The sequence $(a_n)_{n\in\mathbb{N}}$ is defined by $a_1=3$ and $$a_n=a_1a_2\cdots a_{n-1}-1$$Show that there exist infinitely many prime number that divide at least one number in this sequences
Problem
Source: Thailand TSTST 2024 P4
Tags: number theory, prime numbers
vsamc
18.07.2024 22:21
Assume the contrary. Then, the set of prime divisors of $\{a_n\}$ is finite (and of course $\{a_n\}$ is an infinite set since $a_{n+1} > a_n$ for $n\geq 2$). But then, by Kobayashi, the set of prime divisors of $\{a_n+1\}$ is infinite.
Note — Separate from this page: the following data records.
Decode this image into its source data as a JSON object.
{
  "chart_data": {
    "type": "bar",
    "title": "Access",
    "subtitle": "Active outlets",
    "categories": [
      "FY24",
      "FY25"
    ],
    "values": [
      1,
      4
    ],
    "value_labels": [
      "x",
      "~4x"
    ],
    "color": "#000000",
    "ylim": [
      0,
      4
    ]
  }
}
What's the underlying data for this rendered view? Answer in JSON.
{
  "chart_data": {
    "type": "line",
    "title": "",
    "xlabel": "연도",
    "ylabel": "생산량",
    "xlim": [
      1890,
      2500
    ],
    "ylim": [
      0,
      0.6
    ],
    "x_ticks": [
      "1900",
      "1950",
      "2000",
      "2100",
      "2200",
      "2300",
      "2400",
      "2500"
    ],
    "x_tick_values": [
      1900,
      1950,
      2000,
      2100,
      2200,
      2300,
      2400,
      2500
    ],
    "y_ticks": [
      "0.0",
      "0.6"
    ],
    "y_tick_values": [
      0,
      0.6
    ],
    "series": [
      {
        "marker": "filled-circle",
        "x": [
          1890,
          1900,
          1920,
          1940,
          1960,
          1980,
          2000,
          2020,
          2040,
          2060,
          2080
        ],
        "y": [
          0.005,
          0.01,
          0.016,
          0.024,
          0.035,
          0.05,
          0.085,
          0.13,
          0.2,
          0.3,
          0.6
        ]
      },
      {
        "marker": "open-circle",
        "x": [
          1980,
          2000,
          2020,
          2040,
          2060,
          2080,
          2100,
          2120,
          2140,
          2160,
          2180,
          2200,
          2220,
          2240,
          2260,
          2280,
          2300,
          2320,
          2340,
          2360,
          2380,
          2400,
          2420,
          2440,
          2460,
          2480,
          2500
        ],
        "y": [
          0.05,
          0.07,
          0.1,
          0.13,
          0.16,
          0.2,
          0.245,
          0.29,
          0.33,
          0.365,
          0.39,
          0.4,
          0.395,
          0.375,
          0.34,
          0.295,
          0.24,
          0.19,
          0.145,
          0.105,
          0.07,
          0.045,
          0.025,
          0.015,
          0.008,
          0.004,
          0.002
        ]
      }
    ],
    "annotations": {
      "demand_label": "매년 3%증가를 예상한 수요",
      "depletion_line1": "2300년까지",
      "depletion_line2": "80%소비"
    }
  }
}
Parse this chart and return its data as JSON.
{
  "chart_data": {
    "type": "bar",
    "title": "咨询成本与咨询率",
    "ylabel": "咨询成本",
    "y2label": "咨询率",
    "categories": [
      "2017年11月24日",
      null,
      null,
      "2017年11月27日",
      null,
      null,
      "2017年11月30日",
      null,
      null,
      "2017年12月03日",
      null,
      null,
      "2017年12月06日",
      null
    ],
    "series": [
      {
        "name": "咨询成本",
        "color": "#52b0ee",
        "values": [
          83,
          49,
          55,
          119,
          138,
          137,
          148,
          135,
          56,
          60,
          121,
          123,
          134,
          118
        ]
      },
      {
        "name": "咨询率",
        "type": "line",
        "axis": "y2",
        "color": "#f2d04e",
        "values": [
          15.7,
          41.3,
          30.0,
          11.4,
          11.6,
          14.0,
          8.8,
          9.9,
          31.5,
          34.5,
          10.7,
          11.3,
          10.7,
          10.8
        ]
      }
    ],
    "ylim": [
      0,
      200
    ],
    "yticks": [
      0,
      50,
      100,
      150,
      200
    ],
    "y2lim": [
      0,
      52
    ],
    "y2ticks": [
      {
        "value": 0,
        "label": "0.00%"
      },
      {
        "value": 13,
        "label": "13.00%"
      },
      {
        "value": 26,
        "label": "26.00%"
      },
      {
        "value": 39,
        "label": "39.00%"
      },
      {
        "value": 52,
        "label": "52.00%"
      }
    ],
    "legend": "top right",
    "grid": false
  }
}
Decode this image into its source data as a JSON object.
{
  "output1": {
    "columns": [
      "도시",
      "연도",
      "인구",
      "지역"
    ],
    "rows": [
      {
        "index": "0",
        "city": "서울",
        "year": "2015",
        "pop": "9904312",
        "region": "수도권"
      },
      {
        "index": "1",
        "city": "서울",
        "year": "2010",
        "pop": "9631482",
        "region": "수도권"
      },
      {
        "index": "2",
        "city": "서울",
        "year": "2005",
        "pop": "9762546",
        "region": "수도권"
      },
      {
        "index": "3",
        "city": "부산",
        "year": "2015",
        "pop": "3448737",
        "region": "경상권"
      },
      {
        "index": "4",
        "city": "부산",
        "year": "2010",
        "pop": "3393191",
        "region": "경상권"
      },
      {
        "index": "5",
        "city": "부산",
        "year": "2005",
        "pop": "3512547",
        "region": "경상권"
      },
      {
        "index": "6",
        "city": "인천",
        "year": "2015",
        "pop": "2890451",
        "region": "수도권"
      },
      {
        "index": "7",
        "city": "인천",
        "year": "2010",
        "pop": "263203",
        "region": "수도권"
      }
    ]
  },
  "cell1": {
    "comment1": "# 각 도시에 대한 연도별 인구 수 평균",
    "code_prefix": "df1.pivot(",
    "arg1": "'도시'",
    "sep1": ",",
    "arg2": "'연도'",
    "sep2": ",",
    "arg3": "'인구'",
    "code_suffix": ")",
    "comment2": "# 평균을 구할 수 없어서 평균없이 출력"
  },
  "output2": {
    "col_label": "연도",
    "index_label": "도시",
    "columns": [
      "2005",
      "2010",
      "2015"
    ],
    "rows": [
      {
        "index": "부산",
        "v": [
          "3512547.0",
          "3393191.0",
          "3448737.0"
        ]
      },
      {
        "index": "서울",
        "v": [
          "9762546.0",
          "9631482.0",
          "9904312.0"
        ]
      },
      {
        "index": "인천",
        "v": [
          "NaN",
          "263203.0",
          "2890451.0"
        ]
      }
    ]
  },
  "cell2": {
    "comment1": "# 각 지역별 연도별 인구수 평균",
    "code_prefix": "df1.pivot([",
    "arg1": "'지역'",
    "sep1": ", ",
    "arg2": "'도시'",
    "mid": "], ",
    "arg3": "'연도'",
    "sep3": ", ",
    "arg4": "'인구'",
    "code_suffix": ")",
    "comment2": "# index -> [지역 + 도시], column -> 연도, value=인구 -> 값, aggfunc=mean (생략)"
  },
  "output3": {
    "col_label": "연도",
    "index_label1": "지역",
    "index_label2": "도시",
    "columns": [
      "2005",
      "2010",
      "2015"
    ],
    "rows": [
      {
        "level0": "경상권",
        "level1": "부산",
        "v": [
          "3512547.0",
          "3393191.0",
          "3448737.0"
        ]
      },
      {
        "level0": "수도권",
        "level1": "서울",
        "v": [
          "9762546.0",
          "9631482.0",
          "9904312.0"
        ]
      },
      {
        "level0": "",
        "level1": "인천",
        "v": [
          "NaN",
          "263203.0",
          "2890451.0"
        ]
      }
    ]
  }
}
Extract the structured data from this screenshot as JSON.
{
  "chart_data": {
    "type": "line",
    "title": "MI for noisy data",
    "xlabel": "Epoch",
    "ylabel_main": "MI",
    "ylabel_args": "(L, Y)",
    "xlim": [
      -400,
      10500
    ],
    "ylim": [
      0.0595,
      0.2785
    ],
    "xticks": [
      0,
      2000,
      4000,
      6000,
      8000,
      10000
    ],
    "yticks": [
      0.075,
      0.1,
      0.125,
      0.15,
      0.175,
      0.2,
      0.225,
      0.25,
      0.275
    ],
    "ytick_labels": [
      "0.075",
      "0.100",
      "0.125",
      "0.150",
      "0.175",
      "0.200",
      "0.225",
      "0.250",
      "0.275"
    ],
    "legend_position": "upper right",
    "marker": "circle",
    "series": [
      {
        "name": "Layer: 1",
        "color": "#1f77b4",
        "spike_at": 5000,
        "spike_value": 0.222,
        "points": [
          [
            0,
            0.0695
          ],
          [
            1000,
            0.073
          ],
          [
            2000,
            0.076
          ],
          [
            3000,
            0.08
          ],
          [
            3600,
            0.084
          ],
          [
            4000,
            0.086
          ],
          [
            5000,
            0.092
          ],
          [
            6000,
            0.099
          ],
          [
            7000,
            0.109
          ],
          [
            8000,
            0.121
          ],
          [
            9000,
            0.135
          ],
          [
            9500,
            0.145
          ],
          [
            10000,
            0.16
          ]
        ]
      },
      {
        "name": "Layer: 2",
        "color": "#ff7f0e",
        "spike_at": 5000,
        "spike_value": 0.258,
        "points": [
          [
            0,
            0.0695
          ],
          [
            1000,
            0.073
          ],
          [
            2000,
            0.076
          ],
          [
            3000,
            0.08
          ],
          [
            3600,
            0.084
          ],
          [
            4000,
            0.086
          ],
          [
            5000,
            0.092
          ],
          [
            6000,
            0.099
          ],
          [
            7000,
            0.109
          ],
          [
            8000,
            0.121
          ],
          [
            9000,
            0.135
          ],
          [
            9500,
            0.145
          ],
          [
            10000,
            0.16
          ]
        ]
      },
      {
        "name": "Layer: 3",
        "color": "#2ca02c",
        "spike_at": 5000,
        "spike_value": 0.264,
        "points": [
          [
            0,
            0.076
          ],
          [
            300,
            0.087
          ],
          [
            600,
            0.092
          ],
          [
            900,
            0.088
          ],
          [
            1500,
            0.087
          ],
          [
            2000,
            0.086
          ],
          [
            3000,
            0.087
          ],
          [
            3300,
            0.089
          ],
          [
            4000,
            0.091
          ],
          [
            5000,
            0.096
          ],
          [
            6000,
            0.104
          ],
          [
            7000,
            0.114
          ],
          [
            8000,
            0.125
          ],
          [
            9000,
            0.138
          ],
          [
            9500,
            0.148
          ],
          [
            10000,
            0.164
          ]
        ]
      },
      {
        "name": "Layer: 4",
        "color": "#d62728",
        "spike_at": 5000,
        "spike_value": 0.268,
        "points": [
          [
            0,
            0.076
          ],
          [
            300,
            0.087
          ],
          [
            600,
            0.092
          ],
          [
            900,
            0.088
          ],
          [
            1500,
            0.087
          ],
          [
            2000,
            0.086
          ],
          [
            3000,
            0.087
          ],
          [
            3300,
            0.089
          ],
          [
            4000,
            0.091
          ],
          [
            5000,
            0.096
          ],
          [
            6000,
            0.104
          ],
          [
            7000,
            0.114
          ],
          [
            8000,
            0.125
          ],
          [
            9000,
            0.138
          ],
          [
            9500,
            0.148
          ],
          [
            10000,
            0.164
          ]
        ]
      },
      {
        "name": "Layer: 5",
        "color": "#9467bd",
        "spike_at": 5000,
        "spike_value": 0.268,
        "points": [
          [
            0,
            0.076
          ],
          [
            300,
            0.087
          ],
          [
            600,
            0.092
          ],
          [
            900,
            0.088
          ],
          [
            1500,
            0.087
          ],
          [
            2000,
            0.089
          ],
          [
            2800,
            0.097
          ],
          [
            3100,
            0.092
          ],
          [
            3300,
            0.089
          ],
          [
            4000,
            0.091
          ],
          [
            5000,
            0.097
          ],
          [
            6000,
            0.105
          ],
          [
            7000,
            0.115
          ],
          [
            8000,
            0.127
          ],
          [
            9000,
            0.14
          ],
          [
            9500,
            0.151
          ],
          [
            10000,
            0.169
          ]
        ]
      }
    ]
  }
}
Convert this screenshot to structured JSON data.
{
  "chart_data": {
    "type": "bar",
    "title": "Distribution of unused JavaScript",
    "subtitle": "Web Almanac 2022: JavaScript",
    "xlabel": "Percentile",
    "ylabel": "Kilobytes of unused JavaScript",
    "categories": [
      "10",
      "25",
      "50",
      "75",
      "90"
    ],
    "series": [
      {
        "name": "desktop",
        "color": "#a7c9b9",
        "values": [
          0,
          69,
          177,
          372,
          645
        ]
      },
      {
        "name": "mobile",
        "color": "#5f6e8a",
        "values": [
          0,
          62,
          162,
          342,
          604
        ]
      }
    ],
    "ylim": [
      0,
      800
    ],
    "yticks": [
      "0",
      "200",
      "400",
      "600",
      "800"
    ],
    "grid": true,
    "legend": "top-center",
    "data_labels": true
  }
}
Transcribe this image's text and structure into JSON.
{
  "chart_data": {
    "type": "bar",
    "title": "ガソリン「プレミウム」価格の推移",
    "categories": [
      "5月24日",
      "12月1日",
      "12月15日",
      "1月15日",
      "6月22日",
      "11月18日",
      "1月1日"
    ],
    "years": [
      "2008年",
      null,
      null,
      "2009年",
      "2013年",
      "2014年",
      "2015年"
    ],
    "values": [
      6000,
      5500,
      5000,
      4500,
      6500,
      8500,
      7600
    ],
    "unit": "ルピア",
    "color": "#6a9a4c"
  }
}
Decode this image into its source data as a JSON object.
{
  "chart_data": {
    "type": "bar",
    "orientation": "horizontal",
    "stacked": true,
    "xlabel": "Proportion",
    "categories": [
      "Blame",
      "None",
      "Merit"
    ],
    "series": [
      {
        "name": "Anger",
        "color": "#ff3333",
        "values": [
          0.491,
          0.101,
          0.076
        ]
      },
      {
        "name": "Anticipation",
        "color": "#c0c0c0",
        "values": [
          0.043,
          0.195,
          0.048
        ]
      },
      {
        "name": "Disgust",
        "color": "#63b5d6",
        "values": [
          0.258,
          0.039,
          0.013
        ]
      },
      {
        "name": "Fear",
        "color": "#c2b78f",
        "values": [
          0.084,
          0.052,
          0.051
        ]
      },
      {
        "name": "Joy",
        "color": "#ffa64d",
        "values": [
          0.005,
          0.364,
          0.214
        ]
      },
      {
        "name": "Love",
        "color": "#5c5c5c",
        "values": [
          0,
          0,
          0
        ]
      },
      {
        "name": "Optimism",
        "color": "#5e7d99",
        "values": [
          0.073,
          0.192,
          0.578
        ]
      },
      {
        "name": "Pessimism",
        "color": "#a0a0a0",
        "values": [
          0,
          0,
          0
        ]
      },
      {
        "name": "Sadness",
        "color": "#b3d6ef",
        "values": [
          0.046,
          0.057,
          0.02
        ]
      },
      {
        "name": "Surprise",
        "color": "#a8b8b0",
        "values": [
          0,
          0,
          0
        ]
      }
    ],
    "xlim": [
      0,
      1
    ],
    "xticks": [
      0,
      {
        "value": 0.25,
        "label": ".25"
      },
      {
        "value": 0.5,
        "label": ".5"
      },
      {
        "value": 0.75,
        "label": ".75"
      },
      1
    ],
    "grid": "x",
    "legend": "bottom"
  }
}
But $a_n +1 = a_1a_2\cdots a_{n-1}$, whose prime divisors must belong to the original set, a contradiction.
Tintarn
26.07.2024 16:22
Well, of course Kobayashi is a complete overkill here: Once a prime number divides an element of the sequence, it will never divide anything in the sequence again, so we must even have a new prime factor in each step.
AshAuktober
26.07.2024 16:45
Observe that for prime $p$, if $p | a_n$ then $p \nmid a_k \forall k > n$. Therefore, we must get a new prime divisor for each $a_k$, proving the result. $\square$ (Remark: One also has to show that $a_i > 1 \forall i$, but that's easy.)